42 Bir kâhin sözü de değildir, siz pek az düşünüyorsunuz
43 (O), âlemlerin Rabbi tarafından indirilmiştir.
44 O, bize isnâden bazı sözler uydurmaya kalkışsaydı,
45 Elbette biz onu bundan dolayı kuvvetle yakalardık.
46 Sonra da onun şah damarını keser atardık.
47 O vakit sizden hiçbiriniz ona siper de olamazdınız.
48 Doğrusu o (Kur'an), takvâ sahipleri için bir öğüttür.
49 İçinizde (onu) yalan sayanlar bulunduğunu şüphesiz bilmekteyiz.
50 Kuşkusuz bu (Kur'ân) kâfirler için bir pişmanlık vesilesidir.
51,52 Ve o, gerçekten kat'î bilginin ta kendisidir, haydi tesbih et rabbının azîm ismiyle”

Nüzul süreci boyunca Resulullah’ın görevine sadık kaldığı, Rabbinden kendisine nazil olanı eksiksiz ve katıksız olarak tebliğ ettiği bu ayetlerden de anlaşılmaktadır.
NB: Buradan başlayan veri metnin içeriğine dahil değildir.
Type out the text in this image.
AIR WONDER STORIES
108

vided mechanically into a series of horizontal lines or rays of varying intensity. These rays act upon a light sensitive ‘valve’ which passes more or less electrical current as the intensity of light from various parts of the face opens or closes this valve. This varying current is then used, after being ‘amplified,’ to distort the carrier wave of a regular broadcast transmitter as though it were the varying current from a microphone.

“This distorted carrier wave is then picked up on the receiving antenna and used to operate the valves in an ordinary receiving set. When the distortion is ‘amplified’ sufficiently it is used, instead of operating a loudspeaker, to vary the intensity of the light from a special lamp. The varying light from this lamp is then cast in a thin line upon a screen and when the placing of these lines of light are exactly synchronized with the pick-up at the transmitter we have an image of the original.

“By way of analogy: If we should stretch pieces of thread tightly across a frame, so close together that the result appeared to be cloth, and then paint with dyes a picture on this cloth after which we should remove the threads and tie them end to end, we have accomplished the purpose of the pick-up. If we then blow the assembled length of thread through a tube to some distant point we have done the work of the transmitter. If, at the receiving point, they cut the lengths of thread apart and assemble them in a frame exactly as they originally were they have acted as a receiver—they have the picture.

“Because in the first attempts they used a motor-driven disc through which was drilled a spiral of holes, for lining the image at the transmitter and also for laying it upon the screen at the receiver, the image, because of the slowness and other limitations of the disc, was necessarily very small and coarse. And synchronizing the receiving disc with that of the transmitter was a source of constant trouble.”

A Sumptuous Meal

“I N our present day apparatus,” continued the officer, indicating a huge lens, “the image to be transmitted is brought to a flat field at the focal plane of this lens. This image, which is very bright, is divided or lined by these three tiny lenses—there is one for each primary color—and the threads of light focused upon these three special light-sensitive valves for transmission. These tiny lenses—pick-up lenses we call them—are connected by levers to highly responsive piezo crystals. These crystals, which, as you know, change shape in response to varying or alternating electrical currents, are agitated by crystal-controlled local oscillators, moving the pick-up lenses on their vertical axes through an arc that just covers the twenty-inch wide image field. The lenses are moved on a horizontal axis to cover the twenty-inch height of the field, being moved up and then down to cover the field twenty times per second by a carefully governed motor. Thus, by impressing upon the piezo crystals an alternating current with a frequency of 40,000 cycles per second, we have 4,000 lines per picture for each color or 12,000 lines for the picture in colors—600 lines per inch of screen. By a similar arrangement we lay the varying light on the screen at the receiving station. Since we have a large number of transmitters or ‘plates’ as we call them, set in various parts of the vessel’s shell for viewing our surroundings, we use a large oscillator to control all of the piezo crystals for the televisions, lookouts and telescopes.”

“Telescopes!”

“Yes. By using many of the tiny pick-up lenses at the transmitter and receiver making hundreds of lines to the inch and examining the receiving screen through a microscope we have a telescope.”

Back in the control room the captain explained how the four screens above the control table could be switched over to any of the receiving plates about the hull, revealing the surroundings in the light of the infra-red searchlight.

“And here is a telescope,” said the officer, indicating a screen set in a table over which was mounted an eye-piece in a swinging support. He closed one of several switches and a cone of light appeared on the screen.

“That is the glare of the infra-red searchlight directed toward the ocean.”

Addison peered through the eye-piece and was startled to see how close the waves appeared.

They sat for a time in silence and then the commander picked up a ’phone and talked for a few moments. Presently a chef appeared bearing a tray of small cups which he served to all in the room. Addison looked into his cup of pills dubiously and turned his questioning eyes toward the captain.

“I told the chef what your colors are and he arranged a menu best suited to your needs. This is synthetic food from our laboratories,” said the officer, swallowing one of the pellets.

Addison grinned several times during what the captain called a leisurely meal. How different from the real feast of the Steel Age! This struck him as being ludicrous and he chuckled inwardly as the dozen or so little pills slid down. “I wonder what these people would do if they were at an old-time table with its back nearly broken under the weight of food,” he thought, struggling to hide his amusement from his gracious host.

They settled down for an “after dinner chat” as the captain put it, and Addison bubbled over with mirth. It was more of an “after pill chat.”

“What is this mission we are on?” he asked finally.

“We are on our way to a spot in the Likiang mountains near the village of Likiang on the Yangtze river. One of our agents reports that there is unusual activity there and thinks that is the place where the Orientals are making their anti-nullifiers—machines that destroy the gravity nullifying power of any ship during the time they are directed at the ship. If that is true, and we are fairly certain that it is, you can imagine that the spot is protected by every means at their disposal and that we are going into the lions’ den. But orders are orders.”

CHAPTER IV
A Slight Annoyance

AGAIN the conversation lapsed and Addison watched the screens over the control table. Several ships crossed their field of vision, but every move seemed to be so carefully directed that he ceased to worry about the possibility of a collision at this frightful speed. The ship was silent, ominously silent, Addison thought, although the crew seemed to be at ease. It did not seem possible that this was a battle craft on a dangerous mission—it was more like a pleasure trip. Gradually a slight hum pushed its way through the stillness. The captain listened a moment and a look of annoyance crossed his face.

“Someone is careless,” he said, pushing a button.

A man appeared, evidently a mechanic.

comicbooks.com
Dolayısıyla nüzul sürecinin bitimiyle birlikte yeni bir koruma / muhafaza serüveninden söz etme ihtiyacı doğmaktadır. Önceki vahiylere ve muhataplarına baktığımızda söz konusu muhafazadan sorumlu olanlar, her zamanda ve çağda kendilerine ilahi kelam ulaşmış olanlardır denilebilir. Nitekim Resulullah, kendi çağında bu görevi layıkıyla tamamlamış, vefatından sonra da ashabı aynı görevi devam ettirerek Kur’ân mushafının / metninin değişmeden günümüze dek ulaşmasına katkıda bulunmuşlardır.